Peer Review at the Scholarly Kitchen

The Scholarly Kitchen is a group blog started by the Society for Scholarly Publishing in 2008. The blog posts by authors Kent Anderson, Phil Davis, David Crotty, Michael Clarke, etc. are an always interesting – and often thought-provoking – read about scholarly publishing. Two recent posts looked at peer review.

The “Burden” of Peer Review
In this blog post David Crotty argues that we overestimate the amount of time the typical researcher spends doing peer review. In his informal survey most researchers review 1-3 papers per month, and those reviewing many more often do so voluntarily (e.g. because they sit on an editorial board). I haven’t yet checked whether there are any formal surveys on the workload of peer review.

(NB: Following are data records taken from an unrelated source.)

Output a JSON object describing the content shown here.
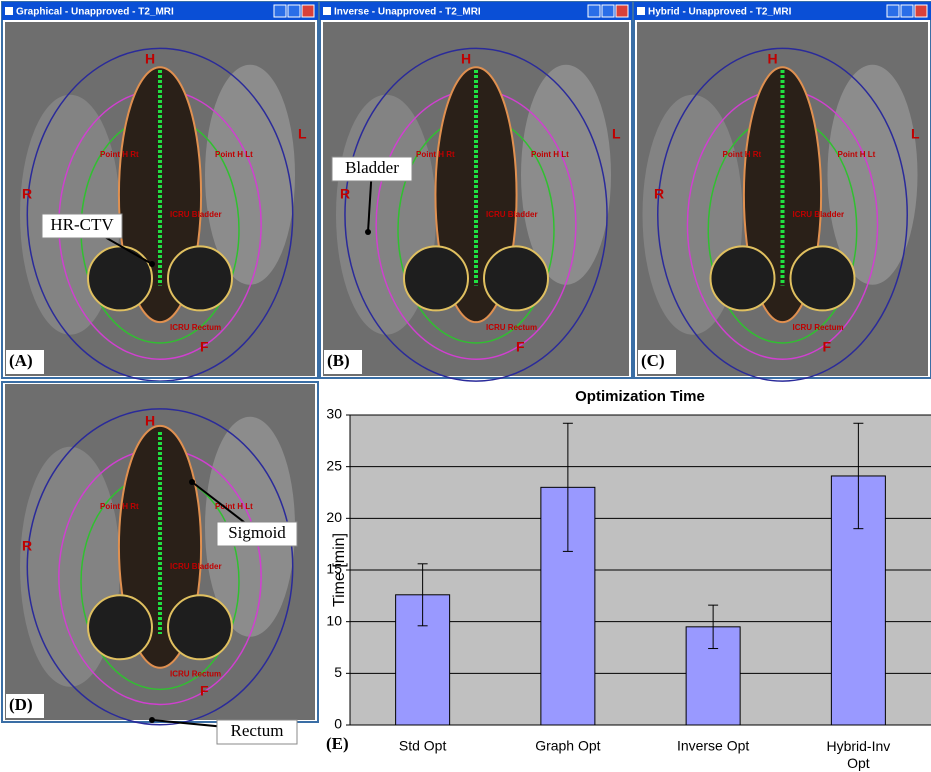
{
  "panels": [
    {
      "title": "Graphical - Unapproved - T2_MRI",
      "label": "(A)",
      "markers": [
        "H",
        "L",
        "R",
        "F"
      ],
      "points": [
        "Point H Rt",
        "Point H Lt",
        "ICRU Bladder",
        "ICRU Rectum"
      ],
      "annotations": [
        "HR-CTV"
      ]
    },
    {
      "title": "Inverse - Unapproved - T2_MRI",
      "label": "(B)",
      "markers": [
        "H",
        "L",
        "R",
        "F"
      ],
      "points": [
        "Point H Rt",
        "Point H Lt",
        "ICRU Bladder",
        "ICRU Rectum"
      ],
      "annotations": [
        "Bladder"
      ]
    },
    {
      "title": "Hybrid - Unapproved - T2_MRI",
      "label": "(C)",
      "markers": [
        "H",
        "L",
        "R",
        "F"
      ],
      "points": [
        "Point H Rt",
        "Point H Lt",
        "ICRU Bladder",
        "ICRU Rectum"
      ],
      "annotations": []
    },
    {
      "label": "(D)",
      "markers": [
        "H",
        "R",
        "F"
      ],
      "points": [
        "Point H Rt",
        "Point H Lt",
        "ICRU Bladder",
        "ICRU Rectum"
      ],
      "annotations": [
        "Sigmoid",
        "Rectum"
      ]
    }
  ],
  "chart_data": {
    "type": "bar",
    "title": "Optimization Time",
    "ylabel": "Time [min]",
    "panel_label": "(E)",
    "categories": [
      "Std Opt",
      "Graph Opt",
      "Inverse Opt",
      "Hybrid-Inv Opt"
    ],
    "values": [
      12.6,
      23,
      9.5,
      24.1
    ],
    "errors": [
      3,
      6.2,
      2.1,
      5.1
    ],
    "color": "#9999ff",
    "background": "#c0c0c0",
    "ylim": [
      0,
      30
    ],
    "yticks": [
      0,
      5,
      10,
      15,
      20,
      25,
      30
    ],
    "grid": true
  }
}
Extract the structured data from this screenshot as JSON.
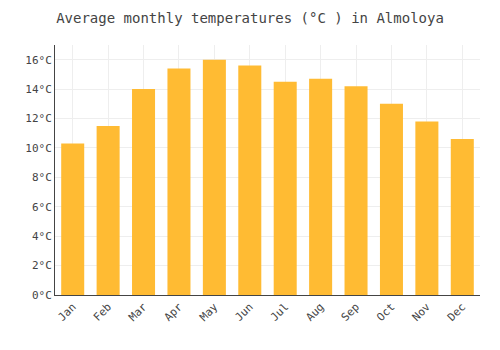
{
  "chart_data": {
    "type": "bar",
    "title": "Average monthly temperatures (°C ) in Almoloya",
    "categories": [
      "Jan",
      "Feb",
      "Mar",
      "Apr",
      "May",
      "Jun",
      "Jul",
      "Aug",
      "Sep",
      "Oct",
      "Nov",
      "Dec"
    ],
    "values": [
      10.3,
      11.5,
      14.0,
      15.4,
      16.0,
      15.6,
      14.5,
      14.7,
      14.2,
      13.0,
      11.8,
      10.6
    ],
    "color": "#FFBB33",
    "ylim": [
      0,
      17
    ],
    "yticks": [
      {
        "value": 0,
        "label": "0°C"
      },
      {
        "value": 2,
        "label": "2°C"
      },
      {
        "value": 4,
        "label": "4°C"
      },
      {
        "value": 6,
        "label": "6°C"
      },
      {
        "value": 8,
        "label": "8°C"
      },
      {
        "value": 10,
        "label": "10°C"
      },
      {
        "value": 12,
        "label": "12°C"
      },
      {
        "value": 14,
        "label": "14°C"
      },
      {
        "value": 16,
        "label": "16°C"
      }
    ],
    "grid": true
  }
}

Post-publication Review: Is the Dialog of Science Really a Monologue?
In August the BMJ published a paper that looked at the adequacy of author replies to electronic letters to the editor. The cohort study found that authors are reluctant to respond to criticism to their work. In a companion editorial, David Schriger and Douglas Altman write about the possible reasons for this inadequate uptake of post-publication peer review, and that we need a change in culture to value public discussion. Philip David summarized the two papers and concluded that post-publication review may continue to be spotty and unreliable.

I would disagree with Philip Davis about the conclusions that can be drawn from the cohort study. We all know that many papers receive few if any online comments. But we should rather think about where we could be 3-5 years from now, and how to get there. A recent editorial by Thomas Liesegang in the Journal of Ophtalmology is very relevant to this discussion (Peer review should continue after publication, link via EASE Journal Blog). And Richard Smith gives a wonderful and much broader definition of post-publication peer review in a response to the BMJ editorial:

I would define post-publication review as the process whereby scientists and others decide whether a piece of work matters or not. I suggest that this doesn’t happen much through debate in the correspondence pages of journals, but rather through scientists and other consumers of research recommending others to pay attention to a piece of research, conducting other studies off the back of it, absorbing it into systematic reviews, beginning to act on its conclusions, throwing it in the bin, and taking a thousand other actions that constitute the “market of ideas.”